New Delhi: Chief Statistician Pronab Sen
on Thursday said that the Reserve Bank is unlikely to signal hike in
interest rates in its forthcoming monetary review next week
despite inflationary pressures.
When asked whether the RBI would review policy rates in
view of inflationary pressures, he replied in the negative.
The RBI would announce its quarterly policy on
October 27.
Inflation is rising mainly due to base effect, Sen said
at a function organised by think-tank Economist Intelligence
Unit (EIU).
He added that the effect of drought has already been
factored into prices so there would not be further
acceleration in food prices, though inflation is likely to
remain high in the coming months.
"I don't think the rate of increase (of food prices) is
going to accelerate...(though) levels will remain high," he
said.
Inflation rose to 1.21 percent for the week ended
October 10 as prices of major food items firmed up further.

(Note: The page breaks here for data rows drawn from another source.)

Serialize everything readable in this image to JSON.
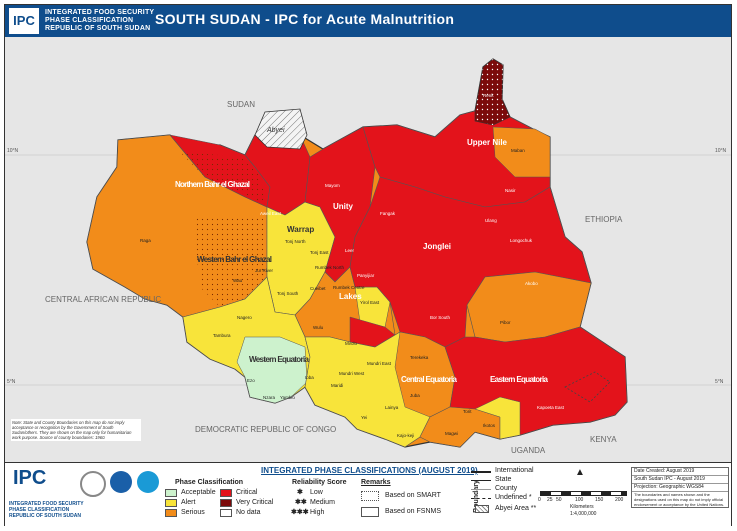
{
  "header": {
    "logo": "IPC",
    "org_line1": "INTEGRATED FOOD SECURITY",
    "org_line2": "PHASE CLASSIFICATION",
    "org_line3": "REPUBLIC OF SOUTH SUDAN",
    "title": "SOUTH SUDAN - IPC for Acute Malnutrition"
  },
  "colors": {
    "acceptable": "#cdf2cd",
    "alert": "#f8e43a",
    "serious": "#f28c1a",
    "critical": "#e3131b",
    "very_critical": "#7b0a0a",
    "no_data": "#ffffff",
    "neighbor": "#e3e3e3",
    "header_blue": "#0f4d8c"
  },
  "map": {
    "countries": {
      "sudan": "SUDAN",
      "ethiopia": "ETHIOPIA",
      "car": "CENTRAL AFRICAN REPUBLIC",
      "drc": "DEMOCRATIC REPUBLIC OF CONGO",
      "uganda": "UGANDA",
      "kenya": "KENYA"
    },
    "abyei": "Abyei",
    "states": {
      "nbg": "Northern Bahr el Ghazal",
      "wbg": "Western Bahr el Ghazal",
      "warrap": "Warrap",
      "unity": "Unity",
      "upper_nile": "Upper Nile",
      "jonglei": "Jonglei",
      "lakes": "Lakes",
      "we": "Western Equatoria",
      "ce": "Central Equatoria",
      "ee": "Eastern Equatoria"
    },
    "counties": {
      "raga": "Raga",
      "wau": "Wau",
      "jur_river": "Jur River",
      "aweil_east": "Aweil East",
      "tonj_north": "Tonj North",
      "tonj_east": "Tonj East",
      "tonj_south": "Tonj South",
      "rumbek_north": "Rumbek North",
      "rumbek_centre": "Rumbek Centre",
      "cueibet": "Cueibet",
      "wulu": "Wulu",
      "yirol_east": "Yirol East",
      "nagero": "Nagero",
      "tambura": "Tambura",
      "ezo": "Ezo",
      "ibba": "Ibba",
      "maridi": "Maridi",
      "mvolo": "Mvolo",
      "mundri_east": "Mundri East",
      "mundri_west": "Mundri West",
      "nzara": "Nzara",
      "yambio": "Yambio",
      "yei": "Yei",
      "lainya": "Lainya",
      "juba": "Juba",
      "terekeka": "Terekeka",
      "kajo_keji": "Kajo-keji",
      "magwi": "Magwi",
      "torit": "Torit",
      "ikotos": "Ikotos",
      "kapoeta_east": "Kapoeta East",
      "pibor": "Pibor",
      "akobo": "Akobo",
      "nasir": "Nasir",
      "maban": "Maban",
      "renk": "Renk",
      "bor_south": "Bor South",
      "fangak": "Fangak",
      "mayom": "Mayom",
      "leer": "Leer",
      "panyijiar": "Panyijiar",
      "ulang": "Ulang",
      "longochuk": "Longochuk"
    },
    "coords": {
      "n10": "10°N",
      "n5": "5°N",
      "n10r": "10°N",
      "n5r": "5°N"
    },
    "note": "Note: State and County Boundaries on this map do not imply acceptance or recognition by the Government of South Sudan/others. They are shown on the map only for humanitarian work purpose. Source of county boundaries: 1960."
  },
  "legend": {
    "header": "INTEGRATED PHASE CLASSIFICATIONS (AUGUST 2019)",
    "ipc_small_line1": "INTEGRATED FOOD SECURITY",
    "ipc_small_line2": "PHASE CLASSIFICATION",
    "ipc_small_line3": "REPUBLIC OF SOUTH SUDAN",
    "phase_title": "Phase Classification",
    "acceptable": "Acceptable",
    "alert": "Alert",
    "serious": "Serious",
    "critical": "Critical",
    "very_critical": "Very Critical",
    "no_data": "No data",
    "reliability_title": "Reliability Score",
    "low": "Low",
    "medium": "Medium",
    "high": "High",
    "remarks_title": "Remarks",
    "smart": "Based on SMART",
    "fsnms": "Based on FSNMS",
    "boundary_label": "Boundary",
    "international": "International",
    "state": "State",
    "county": "County",
    "undefined": "Undefined *",
    "abyei_area": "Abyei Area **",
    "scale_ticks": [
      "0",
      "25",
      "50",
      "100",
      "150",
      "200"
    ],
    "scale_unit": "Kilometers",
    "scale_ratio": "1:4,000,000",
    "meta_line1": "Date Created: August 2019",
    "meta_line2": "South Sudan IPC - August 2019",
    "meta_line3": "Projection: Geographic WGS84",
    "meta_line4": "The boundaries and names shown and the designations used on this map do not imply official endorsement or acceptance by the United Nations."
  }
}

The wholesale price-based inflation stood at 0.92 percent in the previous week.
Sen further said that there is no evidence of
inflationary pressures on non-agricultural items.
EIU Research Director Manoj Vohra too said that the
central bank is unlikely to signal hike in key rates in its
monetary policy, however, it can raise the Cash Reserve Ratio,
the amount of funds that banks have to park with RBI, by 25-50
basis points.
"RBI will have a close look at Cash Reserve Ratio (CRR).

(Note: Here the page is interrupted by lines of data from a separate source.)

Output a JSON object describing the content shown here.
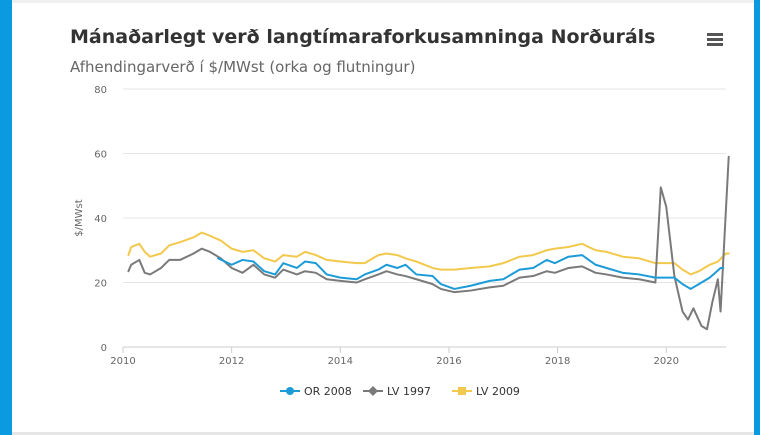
{
  "header": {
    "title": "Mánaðarlegt verð langtímaraforkusamninga Norðuráls",
    "subtitle": "Afhendingarverð í $/MWst (orka og flutningur)",
    "menu_icon": "hamburger-menu-icon"
  },
  "colors": {
    "frame": "#0a9ae0",
    "OR 2008": "#1d9bd7",
    "LV 1997": "#7a7a7a",
    "LV 2009": "#f2c94c"
  },
  "chart_data": {
    "type": "line",
    "title": "Mánaðarlegt verð langtímaraforkusamninga Norðuráls",
    "subtitle": "Afhendingarverð í $/MWst (orka og flutningur)",
    "xlabel": "",
    "ylabel": "$/MWst",
    "xlim": [
      2010,
      2021.1
    ],
    "ylim": [
      0,
      80
    ],
    "x_ticks": [
      2010,
      2012,
      2014,
      2016,
      2018,
      2020
    ],
    "y_ticks": [
      0,
      20,
      40,
      60,
      80
    ],
    "grid": "horizontal",
    "legend": "bottom",
    "series": [
      {
        "name": "OR 2008",
        "marker": "circle",
        "points": [
          [
            2011.75,
            27.5
          ],
          [
            2012.0,
            25.5
          ],
          [
            2012.2,
            27.0
          ],
          [
            2012.4,
            26.5
          ],
          [
            2012.6,
            23.5
          ],
          [
            2012.8,
            22.5
          ],
          [
            2012.95,
            26.0
          ],
          [
            2013.2,
            24.5
          ],
          [
            2013.35,
            26.5
          ],
          [
            2013.55,
            26.0
          ],
          [
            2013.75,
            22.5
          ],
          [
            2014.0,
            21.5
          ],
          [
            2014.3,
            21.0
          ],
          [
            2014.45,
            22.5
          ],
          [
            2014.7,
            24.0
          ],
          [
            2014.85,
            25.5
          ],
          [
            2015.05,
            24.5
          ],
          [
            2015.2,
            25.5
          ],
          [
            2015.4,
            22.5
          ],
          [
            2015.7,
            22.0
          ],
          [
            2015.85,
            19.5
          ],
          [
            2016.1,
            18.0
          ],
          [
            2016.4,
            19.0
          ],
          [
            2016.75,
            20.5
          ],
          [
            2017.0,
            21.0
          ],
          [
            2017.3,
            24.0
          ],
          [
            2017.55,
            24.5
          ],
          [
            2017.8,
            27.0
          ],
          [
            2017.95,
            26.0
          ],
          [
            2018.2,
            28.0
          ],
          [
            2018.45,
            28.5
          ],
          [
            2018.7,
            25.5
          ],
          [
            2018.9,
            24.5
          ],
          [
            2019.2,
            23.0
          ],
          [
            2019.5,
            22.5
          ],
          [
            2019.8,
            21.5
          ],
          [
            2020.15,
            21.5
          ],
          [
            2020.3,
            19.5
          ],
          [
            2020.45,
            18.0
          ],
          [
            2020.6,
            19.5
          ],
          [
            2020.8,
            21.5
          ],
          [
            2020.9,
            23.0
          ],
          [
            2021.0,
            24.5
          ],
          [
            2021.05,
            24.5
          ]
        ]
      },
      {
        "name": "LV 1997",
        "marker": "diamond",
        "points": [
          [
            2010.1,
            23.5
          ],
          [
            2010.15,
            25.5
          ],
          [
            2010.3,
            27.0
          ],
          [
            2010.4,
            23.0
          ],
          [
            2010.5,
            22.5
          ],
          [
            2010.7,
            24.5
          ],
          [
            2010.85,
            27.0
          ],
          [
            2011.05,
            27.0
          ],
          [
            2011.3,
            29.0
          ],
          [
            2011.45,
            30.5
          ],
          [
            2011.6,
            29.5
          ],
          [
            2011.8,
            27.5
          ],
          [
            2012.0,
            24.5
          ],
          [
            2012.2,
            23.0
          ],
          [
            2012.4,
            25.5
          ],
          [
            2012.6,
            22.5
          ],
          [
            2012.8,
            21.5
          ],
          [
            2012.95,
            24.0
          ],
          [
            2013.2,
            22.5
          ],
          [
            2013.35,
            23.5
          ],
          [
            2013.55,
            23.0
          ],
          [
            2013.75,
            21.0
          ],
          [
            2014.0,
            20.5
          ],
          [
            2014.3,
            20.0
          ],
          [
            2014.45,
            21.0
          ],
          [
            2014.7,
            22.5
          ],
          [
            2014.85,
            23.5
          ],
          [
            2015.05,
            22.5
          ],
          [
            2015.2,
            22.0
          ],
          [
            2015.4,
            21.0
          ],
          [
            2015.7,
            19.5
          ],
          [
            2015.85,
            18.0
          ],
          [
            2016.1,
            17.0
          ],
          [
            2016.4,
            17.5
          ],
          [
            2016.75,
            18.5
          ],
          [
            2017.0,
            19.0
          ],
          [
            2017.3,
            21.5
          ],
          [
            2017.55,
            22.0
          ],
          [
            2017.8,
            23.5
          ],
          [
            2017.95,
            23.0
          ],
          [
            2018.2,
            24.5
          ],
          [
            2018.45,
            25.0
          ],
          [
            2018.7,
            23.0
          ],
          [
            2018.9,
            22.5
          ],
          [
            2019.2,
            21.5
          ],
          [
            2019.5,
            21.0
          ],
          [
            2019.8,
            20.0
          ],
          [
            2019.9,
            49.5
          ],
          [
            2020.0,
            43.5
          ],
          [
            2020.15,
            22.0
          ],
          [
            2020.3,
            11.0
          ],
          [
            2020.4,
            8.5
          ],
          [
            2020.5,
            12.0
          ],
          [
            2020.65,
            6.5
          ],
          [
            2020.75,
            5.5
          ],
          [
            2020.85,
            14.0
          ],
          [
            2020.95,
            21.0
          ],
          [
            2021.0,
            11.0
          ],
          [
            2021.15,
            59.0
          ]
        ]
      },
      {
        "name": "LV 2009",
        "marker": "square",
        "points": [
          [
            2010.1,
            28.5
          ],
          [
            2010.15,
            31.0
          ],
          [
            2010.3,
            32.0
          ],
          [
            2010.4,
            29.5
          ],
          [
            2010.5,
            28.0
          ],
          [
            2010.7,
            29.0
          ],
          [
            2010.85,
            31.5
          ],
          [
            2011.05,
            32.5
          ],
          [
            2011.3,
            34.0
          ],
          [
            2011.45,
            35.5
          ],
          [
            2011.6,
            34.5
          ],
          [
            2011.8,
            33.0
          ],
          [
            2012.0,
            30.5
          ],
          [
            2012.2,
            29.5
          ],
          [
            2012.4,
            30.0
          ],
          [
            2012.6,
            27.5
          ],
          [
            2012.8,
            26.5
          ],
          [
            2012.95,
            28.5
          ],
          [
            2013.2,
            28.0
          ],
          [
            2013.35,
            29.5
          ],
          [
            2013.55,
            28.5
          ],
          [
            2013.75,
            27.0
          ],
          [
            2014.0,
            26.5
          ],
          [
            2014.3,
            26.0
          ],
          [
            2014.45,
            26.0
          ],
          [
            2014.7,
            28.5
          ],
          [
            2014.85,
            29.0
          ],
          [
            2015.05,
            28.5
          ],
          [
            2015.2,
            27.5
          ],
          [
            2015.4,
            26.5
          ],
          [
            2015.7,
            24.5
          ],
          [
            2015.85,
            24.0
          ],
          [
            2016.1,
            24.0
          ],
          [
            2016.4,
            24.5
          ],
          [
            2016.75,
            25.0
          ],
          [
            2017.0,
            26.0
          ],
          [
            2017.3,
            28.0
          ],
          [
            2017.55,
            28.5
          ],
          [
            2017.8,
            30.0
          ],
          [
            2017.95,
            30.5
          ],
          [
            2018.2,
            31.0
          ],
          [
            2018.45,
            32.0
          ],
          [
            2018.7,
            30.0
          ],
          [
            2018.9,
            29.5
          ],
          [
            2019.2,
            28.0
          ],
          [
            2019.5,
            27.5
          ],
          [
            2019.8,
            26.0
          ],
          [
            2020.15,
            26.0
          ],
          [
            2020.3,
            24.0
          ],
          [
            2020.45,
            22.5
          ],
          [
            2020.6,
            23.5
          ],
          [
            2020.8,
            25.5
          ],
          [
            2020.95,
            26.5
          ],
          [
            2021.1,
            29.0
          ],
          [
            2021.15,
            29.0
          ]
        ]
      }
    ]
  }
}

It might hike CRR by 25-50 basis points," Vohra said.
At present, CRR stands at five percent, while the Repo
Rate (the rate at which banks borrow from RBI) is at 4.75 percent and Reverse Repo (the rate at which RBI borrows money
from banks) stands at 3.25 percent.
He further said that the RBI might signal hike in
interest rates if there is high inflationary pressures.